Working with simulations of software environments is a learning method that was mainly used in the 80s and 90s. In that period, software licenses (especially for enterprise software) and the computers required were so expensive that it was impossible for a school or a training centre to pay for them. The software was doing simple things and the environment was changing very slowly between two software editions. Now technology changes so fast that we even switch between different tools across different platforms.
On the other hand, ICT skills should be practised on a computer with the actual software tools. It is impossible to get the real feeling by “working” in a controlled environment. We do not expect the students to memorise buttons and menus but to understand how they will use a software application and its alternatives as real tools even when they change in the near or far future.
If the tablets run Windows, it is like having desktop PC with Windows. If they are iPads or Android tablets, do not worry. This is not a problem. Although in the student books we describe specific software platforms and tools, the students may work on different ones. Our main focus is on practising their ICT skills and not on memorizing how a specific app works. Feel free to ask us for suggestions on the software you may use on tablets. At the end of each module (Other platforms), you can also have a look at alternative tools for tablets.
You don’t need one computer per student. Most of the activities that the students will have to work with are designed as group activities.
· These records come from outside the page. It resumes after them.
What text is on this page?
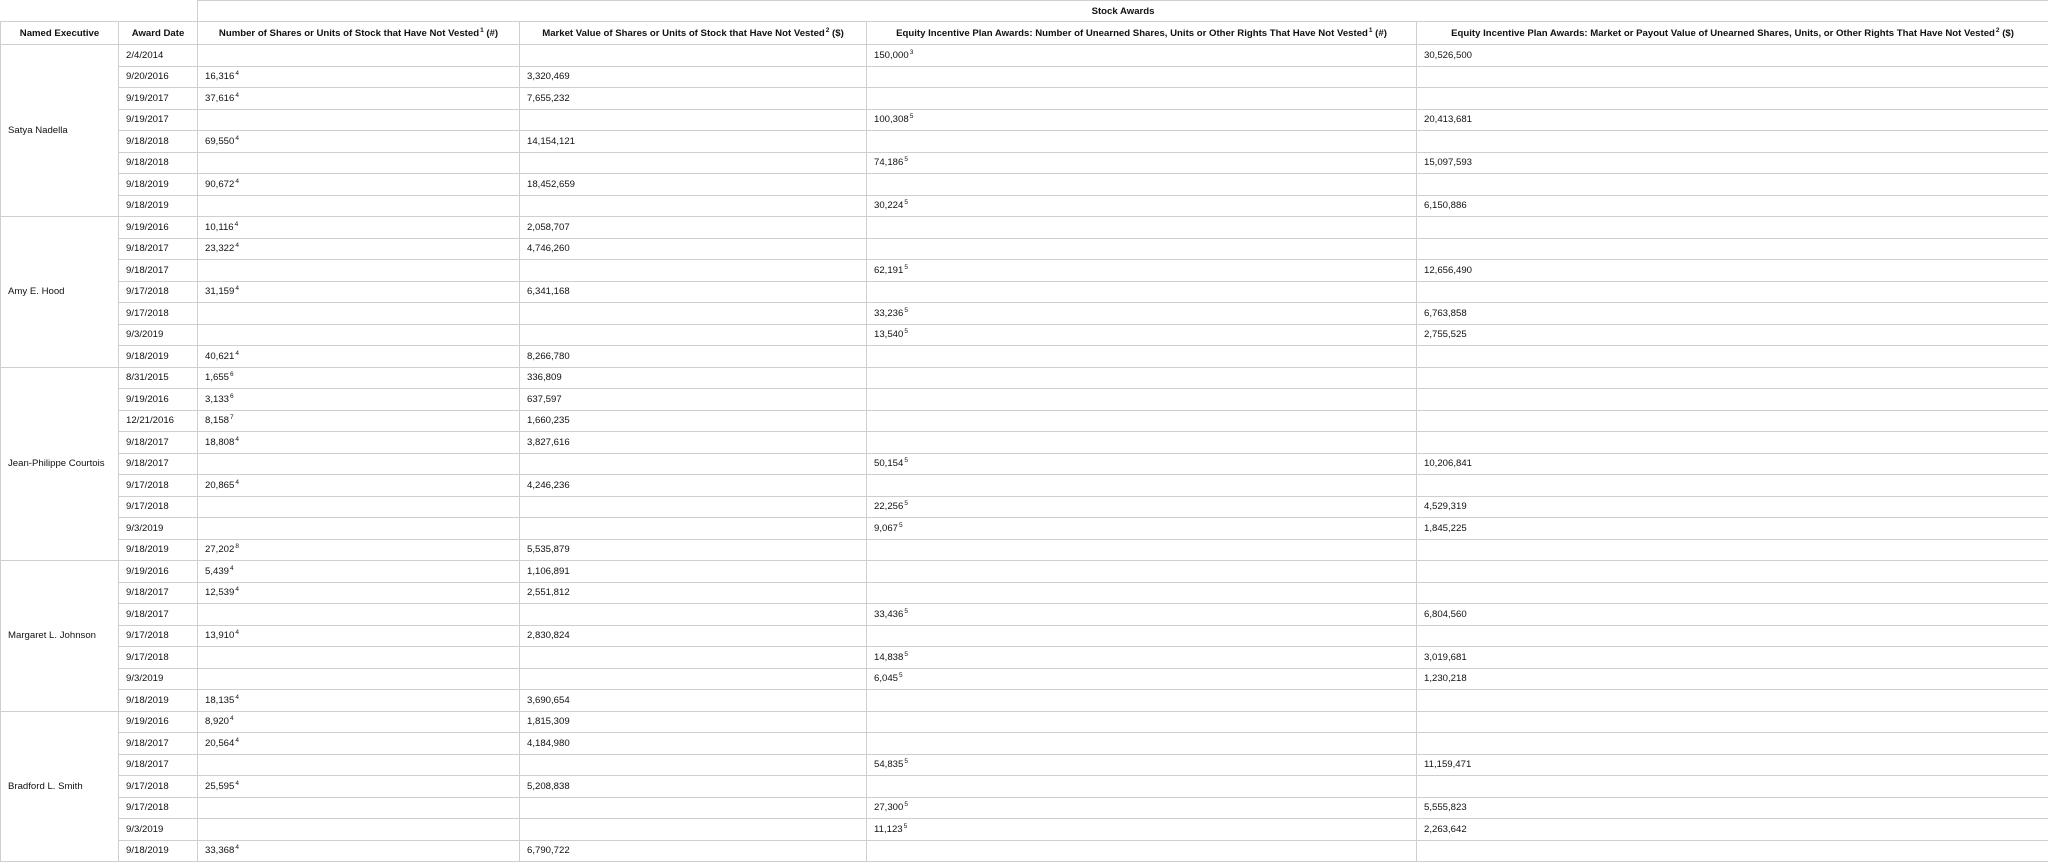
		Stock Awards			
Named Executive	Award Date	Number of Shares or Units of Stock that Have Not Vested$^1$ (#)	Market Value of Shares or Units of Stock that Have Not Vested$^2$ ($)	Equity Incentive Plan Awards: Number of Unearned Shares, Units or Other Rights That Have Not Vested$^1$ (#)	Equity Incentive Plan Awards: Market or Payout Value of Unearned Shares, Units, or Other Rights That Have Not Vested$^2$ ($)
Satya Nadella	2/4/2014			150,000$^3$	30,526,500
	9/20/2016	16,316$^4$	3,320,469		
	9/19/2017	37,616$^4$	7,655,232		
	9/19/2017			100,308$^5$	20,413,681
	9/18/2018	69,550$^4$	14,154,121		
	9/18/2018			74,186$^5$	15,097,593
	9/18/2019	90,672$^4$	18,452,659		
	9/18/2019			30,224$^5$	6,150,886
Amy E. Hood	9/19/2016	10,116$^4$	2,058,707		
	9/18/2017	23,322$^4$	4,746,260		
	9/18/2017			62,191$^5$	12,656,490
	9/17/2018	31,159$^4$	6,341,168		
	9/17/2018			33,236$^5$	6,763,858
	9/3/2019			13,540$^5$	2,755,525
	9/18/2019	40,621$^4$	8,266,780		
Jean-Philippe Courtois	8/31/2015	1,655$^6$	336,809		
	9/19/2016	3,133$^6$	637,597		
	12/21/2016	8,158$^7$	1,660,235		
	9/18/2017	18,808$^4$	3,827,616		
	9/18/2017			50,154$^5$	10,206,841
	9/17/2018	20,865$^4$	4,246,236		
	9/17/2018			22,256$^5$	4,529,319
	9/3/2019			9,067$^5$	1,845,225
	9/18/2019	27,202$^8$	5,535,879		
Margaret L. Johnson	9/19/2016	5,439$^4$	1,106,891		
	9/18/2017	12,539$^4$	2,551,812		
	9/18/2017			33,436$^5$	6,804,560
	9/17/2018	13,910$^4$	2,830,824		
	9/17/2018			14,838$^5$	3,019,681
	9/3/2019			6,045$^5$	1,230,218
	9/18/2019	18,135$^4$	3,690,654		
Bradford L. Smith	9/19/2016	8,920$^4$	1,815,309		
	9/18/2017	20,564$^4$	4,184,980		
	9/18/2017			54,835$^5$	11,159,471
	9/17/2018	25,595$^4$	5,208,838		
	9/17/2018			27,300$^5$	5,555,823
	9/3/2019			11,123$^5$	2,263,642
	9/18/2019	33,368$^4$	6,790,722		
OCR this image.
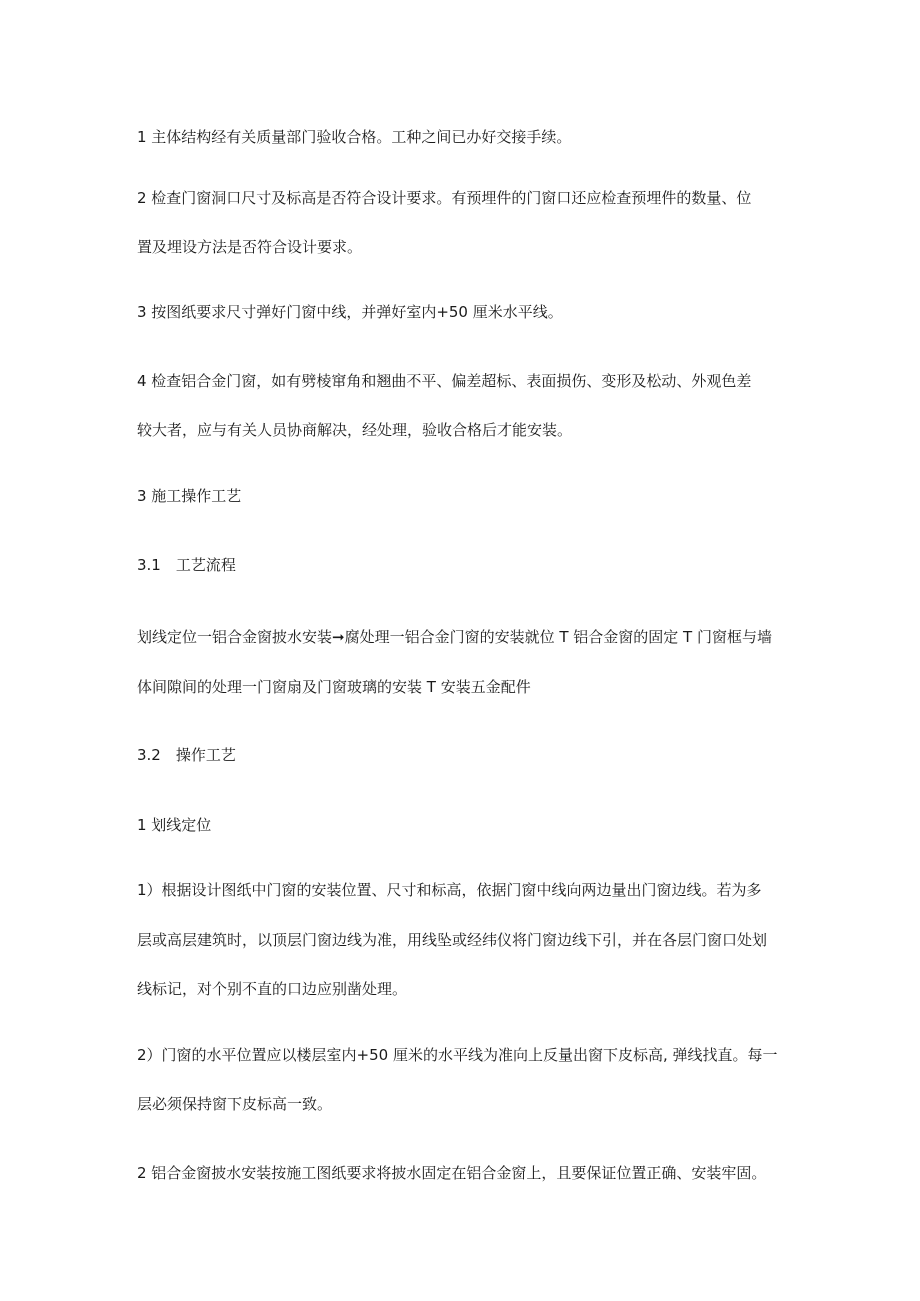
1 主体结构经有关质量部门验收合格。工种之间已办好交接手续。

2 检查门窗洞口尺寸及标高是否符合设计要求。有预埋件的门窗口还应检查预埋件的数量、位

置及埋设方法是否符合设计要求。

3 按图纸要求尺寸弹好门窗中线，并弹好室内+50 厘米水平线。

4 检查铝合金门窗，如有劈棱窜角和翘曲不平、偏差超标、表面损伤、变形及松动、外观色差

较大者，应与有关人员协商解决，经处理，验收合格后才能安装。

3 施工操作工艺

3.1　工艺流程

划线定位一铝合金窗披水安装➞腐处理一铝合金门窗的安装就位 T 铝合金窗的固定 T 门窗框与墙

体间隙间的处理一门窗扇及门窗玻璃的安装 T 安装五金配件

3.2　操作工艺

1 划线定位

1）根据设计图纸中门窗的安装位置、尺寸和标高，依据门窗中线向两边量出门窗边线。若为多

层或高层建筑时，以顶层门窗边线为准，用线坠或经纬仪将门窗边线下引，并在各层门窗口处划

线标记，对个别不直的口边应别凿处理。

2）门窗的水平位置应以楼层室内+50 厘米的水平线为准向上反量出窗下皮标高, 弹线找直。每一

层必须保持窗下皮标高一致。

2 铝合金窗披水安装按施工图纸要求将披水固定在铝合金窗上，且要保证位置正确、安装牢固。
It needs some more work from your side as a teacher to split them into groups that can work efficiently and monitor their work properly.
It depends on the time that the students have available in the computer lab at school. If the time in the computer lab is enough to work with the activities needed to practice their ICT skills, it is OK. If not, then the students must have access to a computer at home – a PC or tablet. We want the students to actually practice their ICT skills on a computer.